OPINION: Low-fee private schooling: what do we really know?
Wednesday, August 12, 2015
I have been researching low-fee private schooling for nearly a decade and a half. In fact, the term did not exist until I coined it.
The first time I dared to speak about low-fee private schooling at an international academic conference in 2004 I was told, not-so politely and somewhat patronisingly, to hush-up. We had more pressing Education for All goals to worry about.
‘But, what about the parents making sacrifices to send their kids to these schools?’, I asked. What about states that secretly support them to show increased universal primary education numbers? (Support is less secret now in countries like India, Pakistan, and Uganda). And shouldn’t we be researching this so that we know more about issues like relative achievement, equity implications, and wider impacts on education systems?

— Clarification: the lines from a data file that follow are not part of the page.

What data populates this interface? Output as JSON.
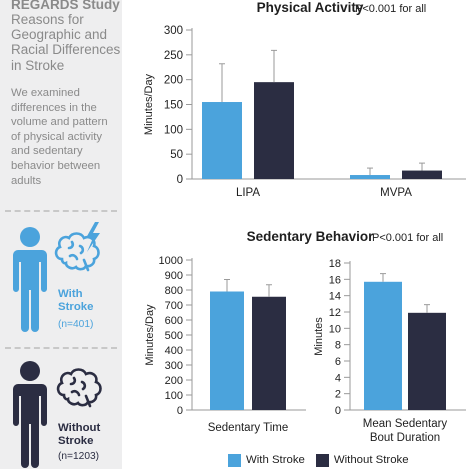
{
  "sidebar": {
    "title": "REGARDS Study",
    "subtitle_lines": [
      "Reasons for",
      "Geographic and",
      "Racial Differences",
      "in Stroke"
    ],
    "description_lines": [
      "We examined",
      "differences in the",
      "volume and pattern",
      "of physical activity",
      "and sedentary",
      "behavior between",
      "adults"
    ],
    "with_stroke": {
      "label_lines": [
        "With",
        "Stroke"
      ],
      "n": "(n=401)",
      "color": "#4ba3dc"
    },
    "without_stroke": {
      "label_lines": [
        "Without",
        "Stroke"
      ],
      "n": "(n=1203)",
      "color": "#2b2d42"
    }
  },
  "legend": {
    "with_stroke": "With Stroke",
    "without_stroke": "Without Stroke"
  },
  "colors": {
    "with_stroke": "#4ba3dc",
    "without_stroke": "#2b2d42",
    "axis": "#9a9a9a",
    "error": "#9a9a9a"
  },
  "chart_data": [
    {
      "type": "bar",
      "title": "Physical Activity",
      "annotation": "P<0.001 for all",
      "ylabel": "Minutes/Day",
      "xlabel": "",
      "ylim": [
        0,
        300
      ],
      "yticks": [
        0,
        50,
        100,
        150,
        200,
        250,
        300
      ],
      "categories": [
        "LIPA",
        "MVPA"
      ],
      "series": [
        {
          "name": "With Stroke",
          "values": [
            155,
            8
          ],
          "errors": [
            77,
            14
          ]
        },
        {
          "name": "Without Stroke",
          "values": [
            195,
            17
          ],
          "errors": [
            64,
            15
          ]
        }
      ]
    },
    {
      "type": "bar",
      "title": "Sedentary Behavior",
      "annotation": "P<0.001 for all",
      "ylabel": "Minutes/Day",
      "xlabel": "",
      "ylim": [
        0,
        1000
      ],
      "yticks": [
        0,
        100,
        200,
        300,
        400,
        500,
        600,
        700,
        800,
        900,
        1000
      ],
      "categories": [
        "Sedentary Time"
      ],
      "series": [
        {
          "name": "With Stroke",
          "values": [
            790
          ],
          "errors": [
            80
          ]
        },
        {
          "name": "Without Stroke",
          "values": [
            755
          ],
          "errors": [
            80
          ]
        }
      ]
    },
    {
      "type": "bar",
      "title": "",
      "annotation": "",
      "ylabel": "Minutes",
      "xlabel": "",
      "ylim": [
        0,
        18
      ],
      "yticks": [
        0,
        2,
        4,
        6,
        8,
        10,
        12,
        14,
        16,
        18
      ],
      "categories": [
        "Mean Sedentary Bout Duration"
      ],
      "category_lines": [
        [
          "Mean Sedentary",
          "Bout Duration"
        ]
      ],
      "series": [
        {
          "name": "With Stroke",
          "values": [
            15.7
          ],
          "errors": [
            1.0
          ]
        },
        {
          "name": "Without Stroke",
          "values": [
            11.9
          ],
          "errors": [
            1.0
          ]
        }
      ]
    }
  ]
}
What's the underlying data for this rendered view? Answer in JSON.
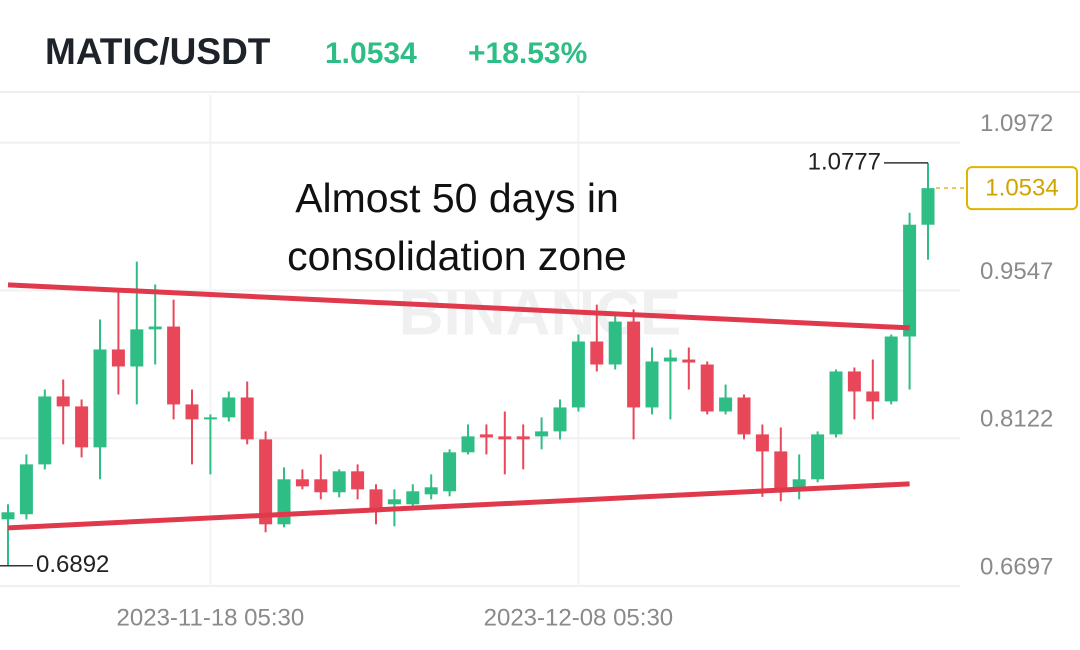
{
  "chart_data": {
    "type": "candlestick",
    "title": "MATIC/USDT",
    "last_price": 1.0534,
    "change": "+18.53%",
    "annotation": [
      "Almost 50 days in",
      "consolidation zone"
    ],
    "watermark": "BINANCE",
    "high_marker": 1.0777,
    "low_marker": 0.6892,
    "up_color": "#2ebd85",
    "down_color": "#e8475a",
    "x": [
      "2023-11-07 05:30",
      "2023-11-08 05:30",
      "2023-11-09 05:30",
      "2023-11-10 05:30",
      "2023-11-11 05:30",
      "2023-11-12 05:30",
      "2023-11-13 05:30",
      "2023-11-14 05:30",
      "2023-11-15 05:30",
      "2023-11-16 05:30",
      "2023-11-17 05:30",
      "2023-11-18 05:30",
      "2023-11-19 05:30",
      "2023-11-20 05:30",
      "2023-11-21 05:30",
      "2023-11-22 05:30",
      "2023-11-23 05:30",
      "2023-11-24 05:30",
      "2023-11-25 05:30",
      "2023-11-26 05:30",
      "2023-11-27 05:30",
      "2023-11-28 05:30",
      "2023-11-29 05:30",
      "2023-11-30 05:30",
      "2023-12-01 05:30",
      "2023-12-02 05:30",
      "2023-12-03 05:30",
      "2023-12-04 05:30",
      "2023-12-05 05:30",
      "2023-12-06 05:30",
      "2023-12-07 05:30",
      "2023-12-08 05:30",
      "2023-12-09 05:30",
      "2023-12-10 05:30",
      "2023-12-11 05:30",
      "2023-12-12 05:30",
      "2023-12-13 05:30",
      "2023-12-14 05:30",
      "2023-12-15 05:30",
      "2023-12-16 05:30",
      "2023-12-17 05:30",
      "2023-12-18 05:30",
      "2023-12-19 05:30",
      "2023-12-20 05:30",
      "2023-12-21 05:30",
      "2023-12-22 05:30",
      "2023-12-23 05:30",
      "2023-12-24 05:30",
      "2023-12-25 05:30",
      "2023-12-26 05:30",
      "2023-12-27 05:30"
    ],
    "open": [
      0.734,
      0.7389,
      0.787,
      0.8525,
      0.8429,
      0.8034,
      0.8978,
      0.8814,
      0.9172,
      0.9199,
      0.8448,
      0.8304,
      0.8323,
      0.8515,
      0.8111,
      0.7292,
      0.7726,
      0.7726,
      0.7601,
      0.7803,
      0.7629,
      0.7485,
      0.7485,
      0.7581,
      0.761,
      0.7986,
      0.8159,
      0.814,
      0.814,
      0.814,
      0.8188,
      0.8419,
      0.9055,
      0.8833,
      0.9247,
      0.8419,
      0.8862,
      0.8881,
      0.8833,
      0.838,
      0.8515,
      0.8159,
      0.7995,
      0.7629,
      0.7726,
      0.8159,
      0.8766,
      0.8573,
      0.8477,
      0.9103,
      1.0181
    ],
    "high": [
      0.7485,
      0.7966,
      0.8592,
      0.8689,
      0.8496,
      0.9267,
      0.9555,
      0.9825,
      0.9604,
      0.9459,
      0.8592,
      0.8352,
      0.8573,
      0.8669,
      0.8188,
      0.7841,
      0.7822,
      0.7966,
      0.7822,
      0.787,
      0.7678,
      0.7629,
      0.7678,
      0.7774,
      0.8015,
      0.8255,
      0.8255,
      0.838,
      0.8255,
      0.8323,
      0.8496,
      0.9122,
      0.9411,
      0.9315,
      0.9363,
      0.8997,
      0.8978,
      0.8997,
      0.8862,
      0.864,
      0.8544,
      0.8255,
      0.8226,
      0.7966,
      0.8188,
      0.8785,
      0.8804,
      0.8881,
      0.9122,
      1.0297,
      1.0777
    ],
    "low": [
      0.6892,
      0.734,
      0.7822,
      0.8063,
      0.7937,
      0.7726,
      0.8544,
      0.8448,
      0.8833,
      0.8304,
      0.787,
      0.7774,
      0.8284,
      0.8063,
      0.7215,
      0.7263,
      0.7629,
      0.7533,
      0.7552,
      0.7533,
      0.7292,
      0.7273,
      0.7437,
      0.7533,
      0.7562,
      0.7966,
      0.7966,
      0.7774,
      0.7822,
      0.8015,
      0.8111,
      0.838,
      0.8766,
      0.8785,
      0.8111,
      0.8352,
      0.8304,
      0.8592,
      0.8352,
      0.8352,
      0.8111,
      0.7556,
      0.7514,
      0.7533,
      0.7697,
      0.813,
      0.8304,
      0.8304,
      0.8448,
      0.8592,
      0.9844
    ],
    "close": [
      0.7408,
      0.787,
      0.8525,
      0.8429,
      0.8034,
      0.8978,
      0.8814,
      0.9172,
      0.9199,
      0.8448,
      0.8304,
      0.8323,
      0.8515,
      0.8111,
      0.7292,
      0.7726,
      0.7658,
      0.7601,
      0.7803,
      0.7629,
      0.7437,
      0.7533,
      0.761,
      0.7649,
      0.7986,
      0.814,
      0.813,
      0.8111,
      0.8111,
      0.8188,
      0.8419,
      0.9055,
      0.8833,
      0.9247,
      0.8419,
      0.8862,
      0.89,
      0.8852,
      0.838,
      0.8515,
      0.8159,
      0.7995,
      0.761,
      0.7726,
      0.8159,
      0.8766,
      0.8573,
      0.8477,
      0.9103,
      1.0181,
      1.0534
    ],
    "trendlines": [
      {
        "x": [
          "2023-11-07 05:30",
          "2023-12-26 05:30"
        ],
        "y": [
          0.9601,
          0.9186
        ],
        "color": "#e0394c"
      },
      {
        "x": [
          "2023-11-07 05:30",
          "2023-12-26 05:30"
        ],
        "y": [
          0.7258,
          0.7682
        ],
        "color": "#e0394c"
      }
    ],
    "ylim": [
      0.6697,
      1.1432
    ],
    "yticks": [
      1.0972,
      0.9547,
      0.8122,
      0.6697
    ],
    "xticks": [
      "2023-11-18 05:30",
      "2023-12-08 05:30"
    ],
    "grid": true
  }
}
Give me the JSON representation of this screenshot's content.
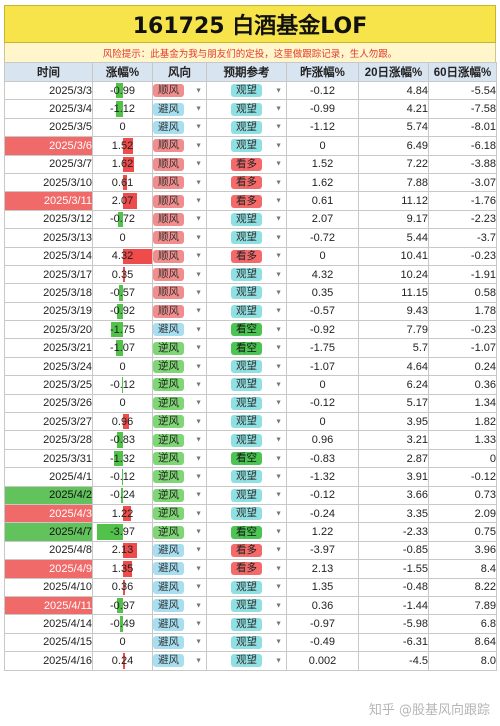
{
  "header": {
    "title": "161725  白酒基金LOF",
    "notice": "风险提示：此基金为我与朋友们的定投，这里做跟踪记录，生人勿跟。"
  },
  "columns": [
    "时间",
    "涨幅%",
    "风向",
    "预期参考",
    "昨涨幅%",
    "20日涨幅%",
    "60日涨幅%"
  ],
  "colors": {
    "positive_bar": "#ef4b4b",
    "negative_bar": "#52c24a",
    "header_bg": "#d9e4f1",
    "title_bg": "#f7e34a"
  },
  "rows": [
    {
      "date": "2025/3/3",
      "chg": "-0.99",
      "wind": "顺风",
      "ref": "观望",
      "prev": "-0.12",
      "d20": "4.84",
      "d60": "-5.54",
      "hl": ""
    },
    {
      "date": "2025/3/4",
      "chg": "-1.12",
      "wind": "避风",
      "ref": "观望",
      "prev": "-0.99",
      "d20": "4.21",
      "d60": "-7.58",
      "hl": ""
    },
    {
      "date": "2025/3/5",
      "chg": "0",
      "wind": "避风",
      "ref": "观望",
      "prev": "-1.12",
      "d20": "5.74",
      "d60": "-8.01",
      "hl": ""
    },
    {
      "date": "2025/3/6",
      "chg": "1.52",
      "wind": "顺风",
      "ref": "观望",
      "prev": "0",
      "d20": "6.49",
      "d60": "-6.18",
      "hl": "red"
    },
    {
      "date": "2025/3/7",
      "chg": "1.62",
      "wind": "顺风",
      "ref": "看多",
      "prev": "1.52",
      "d20": "7.22",
      "d60": "-3.88",
      "hl": ""
    },
    {
      "date": "2025/3/10",
      "chg": "0.61",
      "wind": "顺风",
      "ref": "看多",
      "prev": "1.62",
      "d20": "7.88",
      "d60": "-3.07",
      "hl": ""
    },
    {
      "date": "2025/3/11",
      "chg": "2.07",
      "wind": "顺风",
      "ref": "看多",
      "prev": "0.61",
      "d20": "11.12",
      "d60": "-1.76",
      "hl": "red"
    },
    {
      "date": "2025/3/12",
      "chg": "-0.72",
      "wind": "顺风",
      "ref": "观望",
      "prev": "2.07",
      "d20": "9.17",
      "d60": "-2.23",
      "hl": ""
    },
    {
      "date": "2025/3/13",
      "chg": "0",
      "wind": "顺风",
      "ref": "观望",
      "prev": "-0.72",
      "d20": "5.44",
      "d60": "-3.7",
      "hl": ""
    },
    {
      "date": "2025/3/14",
      "chg": "4.32",
      "wind": "顺风",
      "ref": "看多",
      "prev": "0",
      "d20": "10.41",
      "d60": "-0.23",
      "hl": ""
    },
    {
      "date": "2025/3/17",
      "chg": "0.35",
      "wind": "顺风",
      "ref": "观望",
      "prev": "4.32",
      "d20": "10.24",
      "d60": "-1.91",
      "hl": ""
    },
    {
      "date": "2025/3/18",
      "chg": "-0.57",
      "wind": "顺风",
      "ref": "观望",
      "prev": "0.35",
      "d20": "11.15",
      "d60": "0.58",
      "hl": ""
    },
    {
      "date": "2025/3/19",
      "chg": "-0.92",
      "wind": "顺风",
      "ref": "观望",
      "prev": "-0.57",
      "d20": "9.43",
      "d60": "1.78",
      "hl": ""
    },
    {
      "date": "2025/3/20",
      "chg": "-1.75",
      "wind": "避风",
      "ref": "看空",
      "prev": "-0.92",
      "d20": "7.79",
      "d60": "-0.23",
      "hl": ""
    },
    {
      "date": "2025/3/21",
      "chg": "-1.07",
      "wind": "逆风",
      "ref": "看空",
      "prev": "-1.75",
      "d20": "5.7",
      "d60": "-1.07",
      "hl": ""
    },
    {
      "date": "2025/3/24",
      "chg": "0",
      "wind": "逆风",
      "ref": "观望",
      "prev": "-1.07",
      "d20": "4.64",
      "d60": "0.24",
      "hl": ""
    },
    {
      "date": "2025/3/25",
      "chg": "-0.12",
      "wind": "逆风",
      "ref": "观望",
      "prev": "0",
      "d20": "6.24",
      "d60": "0.36",
      "hl": ""
    },
    {
      "date": "2025/3/26",
      "chg": "0",
      "wind": "逆风",
      "ref": "观望",
      "prev": "-0.12",
      "d20": "5.17",
      "d60": "1.34",
      "hl": ""
    },
    {
      "date": "2025/3/27",
      "chg": "0.96",
      "wind": "逆风",
      "ref": "观望",
      "prev": "0",
      "d20": "3.95",
      "d60": "1.82",
      "hl": ""
    },
    {
      "date": "2025/3/28",
      "chg": "-0.83",
      "wind": "逆风",
      "ref": "观望",
      "prev": "0.96",
      "d20": "3.21",
      "d60": "1.33",
      "hl": ""
    },
    {
      "date": "2025/3/31",
      "chg": "-1.32",
      "wind": "逆风",
      "ref": "看空",
      "prev": "-0.83",
      "d20": "2.87",
      "d60": "0",
      "hl": ""
    },
    {
      "date": "2025/4/1",
      "chg": "-0.12",
      "wind": "逆风",
      "ref": "观望",
      "prev": "-1.32",
      "d20": "3.91",
      "d60": "-0.12",
      "hl": ""
    },
    {
      "date": "2025/4/2",
      "chg": "-0.24",
      "wind": "逆风",
      "ref": "观望",
      "prev": "-0.12",
      "d20": "3.66",
      "d60": "0.73",
      "hl": "green"
    },
    {
      "date": "2025/4/3",
      "chg": "1.22",
      "wind": "逆风",
      "ref": "观望",
      "prev": "-0.24",
      "d20": "3.35",
      "d60": "2.09",
      "hl": "red"
    },
    {
      "date": "2025/4/7",
      "chg": "-3.97",
      "wind": "逆风",
      "ref": "看空",
      "prev": "1.22",
      "d20": "-2.33",
      "d60": "0.75",
      "hl": "green"
    },
    {
      "date": "2025/4/8",
      "chg": "2.13",
      "wind": "避风",
      "ref": "看多",
      "prev": "-3.97",
      "d20": "-0.85",
      "d60": "3.96",
      "hl": ""
    },
    {
      "date": "2025/4/9",
      "chg": "1.35",
      "wind": "避风",
      "ref": "看多",
      "prev": "2.13",
      "d20": "-1.55",
      "d60": "8.4",
      "hl": "red"
    },
    {
      "date": "2025/4/10",
      "chg": "0.36",
      "wind": "避风",
      "ref": "观望",
      "prev": "1.35",
      "d20": "-0.48",
      "d60": "8.22",
      "hl": ""
    },
    {
      "date": "2025/4/11",
      "chg": "-0.97",
      "wind": "避风",
      "ref": "观望",
      "prev": "0.36",
      "d20": "-1.44",
      "d60": "7.89",
      "hl": "red"
    },
    {
      "date": "2025/4/14",
      "chg": "-0.49",
      "wind": "避风",
      "ref": "观望",
      "prev": "-0.97",
      "d20": "-5.98",
      "d60": "6.8",
      "hl": ""
    },
    {
      "date": "2025/4/15",
      "chg": "0",
      "wind": "避风",
      "ref": "观望",
      "prev": "-0.49",
      "d20": "-6.31",
      "d60": "8.64",
      "hl": ""
    },
    {
      "date": "2025/4/16",
      "chg": "0.24",
      "wind": "避风",
      "ref": "观望",
      "prev": "0.002",
      "d20": "-4.5",
      "d60": "8.0",
      "hl": ""
    }
  ],
  "watermark": "知乎 @股基风向跟踪"
}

‘There, there, dear. They’re only a fraction of total provision. It’ll work itself out.’
If at that time, I had suggested that a donor agency like DFID (and perhaps others toying with the idea) would use public monies to fund corporate-backed private school chains, I probably would have been led out in a straitjacket.
But, nearly 15 years later, here we are, and I’m more worried now than I was when I started this work. Why? Because even though we have more evidence than before (albeit concentrated in a handful of countries, i.e., mainly India and Pakistan in South Asia and Ghana, Nigeria, Kenya, and Uganda in sub-Saharan Africa), broader discussions and policy action do not reflect the literature.
Or worse yet, certain evidence gets filtered out. I recently experienced this first-hand when I was interviewed for a cover story and briefing on low-fee private schooling by The Economist (which, as the briefing notes, is 50% owned by Pearson, which in turn has stakes in Omega Schools and Bridge International Academies school chains). After nearly a two-hour interview, in which I took great pains to describe the nuances of the evidence on affordability, achievement, and the development of the sector, I was dismayed by the certainty of claims on the superiority of private provision.
Maybe this was because the lovely journalist who interviewed me and others, did not ultimately write the piece? Notes got garbled or mixed? Maybe not? Others, like Diane Ravitch, believe it’s because of the publication’s ideological stance.
Who knows? But, the fact is, in an age of quick fixes and silver bullets we are uncomfortable with long gestation periods for evidence to mature. We are uncomfortable with shades of grey. But like it or not, it’s complicated.